Add OTel metrics infrastructure for ingestion stats:

  1. New OTel Stats Class (IngestionOtelStats.java)

    • Defines OTel metrics using MetricEntityState* classes
    • Supports dimensional metrics with version classification (CURRENT/FUTURE/BACKUP)
    • Thread-safe version info updates using volatile + immutable pattern
  2. New Async Metric Support (AsyncMetricEntityStateOneEnum.java)

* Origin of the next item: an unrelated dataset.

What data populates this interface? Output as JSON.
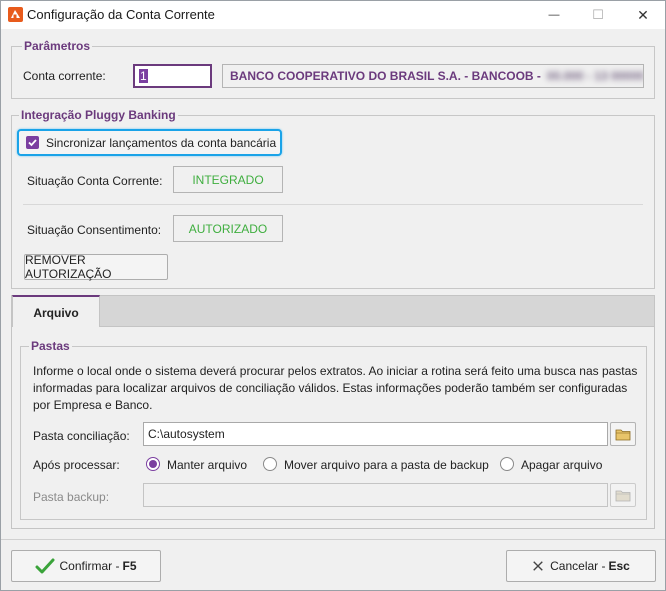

    • Callback-based metric recording where OTel polls values via supplier functions
    • Used for metrics like pending bytes/records that read from existing state
  3. New Dimension Enums

    • VeniceDCREvent - DCR event types (TOMBSTONE, DUPLICATE, UPDATE_IGNORED, etc.)
    • VeniceIngestionComponent - Source components (KAFKA_CONSUMER, KAFKA_PRODUCER, etc.)
    • VeniceDestinationIngestionComponent - Destination components (STORAGE_ENGINE, KAFKA)
    • VeniceRegionLocality - Region locality (LOCAL, REMOTE)
  4. Shared Utilities

    • OtelStatsUtils.java - VersionInfo holder, classifyVersion logic
    • IngestionStatsUtils.java - Task value extraction utilities
  5. Integration (AggVersionedIngestionStats.java)

    • Added otelStatsMap (VeniceConcurrentHashMap) for per-store OTel stats management
    • Hook into onVersionInfoUpdated() for version lifecycle updates
    • Hook into cleanupVersionResources() for per-version cleanup
    • Cleanup on store deletion via handleStoreDeleted()
  6. Hot Path Optimizations (LeaderFollowerStoreIngestionTask.java)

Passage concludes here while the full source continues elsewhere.